Un matin à Fayoum
Pendant que claquent au vent
Les cent portes de Thèbes
Dans une aube dorée, penché sur le Fayoum
L’oasis s’abreuve du sang de Canaan.
Le désert respire lentement
Comme un sphinx qui dormirait encore.
Des silhouettes de femmes drapées
Dans leur mélaya noire,
Leur ballas en aplomb sur la tête
Traversent silencieuses
Comme des embaumeuses
Le large corridor du temps.
Glissant sur les premières lueurs du jour,
Une felouque palpite aux pulsations du Nil,
Sa caresse sensuelle déployée à la brise
Semblable à l’aile blanche d’un ibis.
La palmeraie marche vers le soleil
Parée d’orfèvreries et parfumée d’encens,
Odalisque portant à mille bras tendus
Les plateaux de dattiers aux vertes abondances.

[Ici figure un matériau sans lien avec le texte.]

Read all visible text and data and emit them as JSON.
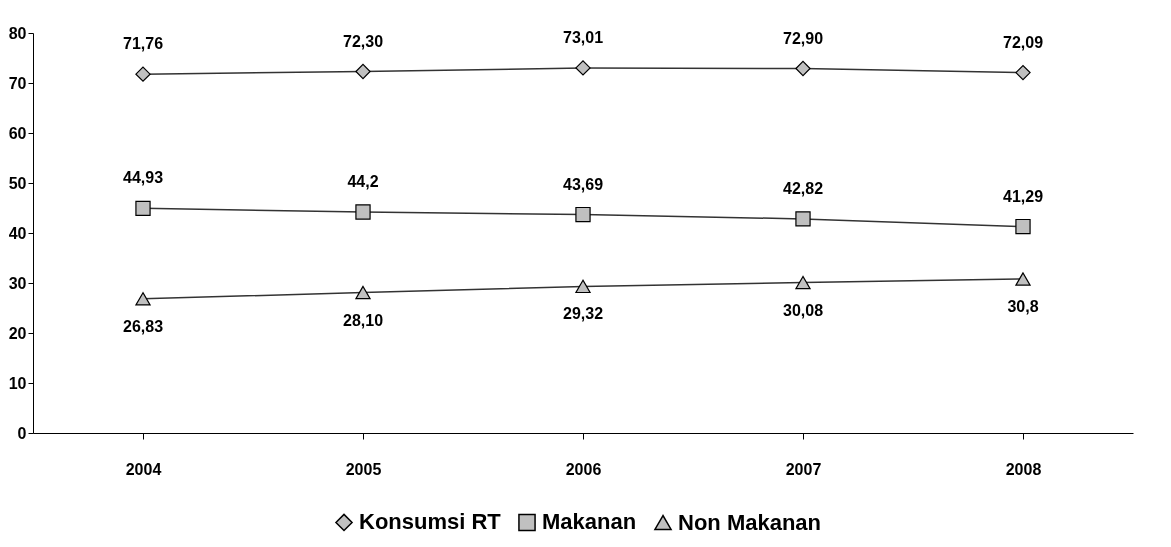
{
  "chart_data": {
    "type": "line",
    "categories": [
      "2004",
      "2005",
      "2006",
      "2007",
      "2008"
    ],
    "series": [
      {
        "name": "Konsumsi RT",
        "color": "#c0c0c0",
        "marker": "diamond",
        "values": [
          71.76,
          72.3,
          73.01,
          72.9,
          72.09
        ],
        "value_labels": [
          "71,76",
          "72,30",
          "73,01",
          "72,90",
          "72,09"
        ]
      },
      {
        "name": "Makanan",
        "color": "#c0c0c0",
        "marker": "square",
        "values": [
          44.93,
          44.2,
          43.69,
          42.82,
          41.29
        ],
        "value_labels": [
          "44,93",
          "44,2",
          "43,69",
          "42,82",
          "41,29"
        ]
      },
      {
        "name": "Non Makanan",
        "color": "#c0c0c0",
        "marker": "triangle",
        "values": [
          26.83,
          28.1,
          29.32,
          30.08,
          30.8
        ],
        "value_labels": [
          "26,83",
          "28,10",
          "29,32",
          "30,08",
          "30,8"
        ]
      }
    ],
    "ylim": [
      0,
      80
    ],
    "yticks": [
      0,
      10,
      20,
      30,
      40,
      50,
      60,
      70,
      80
    ],
    "grid": false,
    "legend": "bottom"
  }
}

Des conques luxuriantes dégorgent
Des ruisseaux de verdures et de fleurs
Qui éclaboussent d’ombre en résilles perlées
Les tapis bayadères aux fils d’or tissés.
Les flamboyants passent leurs incendies
Aux palétuviers et aux jasmins incandescents.
Tandis qu’aux premières heures
Memphis se cristallise dans des éclats d’albâtre
La nécropole de Saqqarah résonne
Des lamentations des pierres.
Semblables aux oiseaux de Braque
Portes ouvertes aux cieux
Les pigeons inspirés, en grandes envolées
Dessinent leurs poèmes sur les champs de coton,
Survolant les conclaves d’ostensoirs impies
Des tournesols irradiants.
Encore humide, la terre est miel
Comme la ruche d’une amante.
Sa chaleur monte des couches
Dans des vapeurs amarantes.
Suzeraine, sortie d’un sérail secret,
Un voile sur les reins,
Samiha danse sous un palmier,
Aux sons acidulés du zem
Que rythment les battements du tambourin.
Samiha danse…
Son ventre se balance.
L’amour kaléidise l’iris de ses yeux,
Sa bouche appelle des semences.
Samiha danse…
Assis dans l’ombre suspendue
Akhenaton regarde Néfertiti danser.
Au loin, à l’horizon, bornes interstellaires
Posées sur la vaste plage du ciel,
Les pyramides tracent la piste
Aux longues caravanes des dieux.
Tel un cerbère
Gardant la porte des enfers,
Le Sphinx, en éveil
Compte l’éternité
Soleil après soleil.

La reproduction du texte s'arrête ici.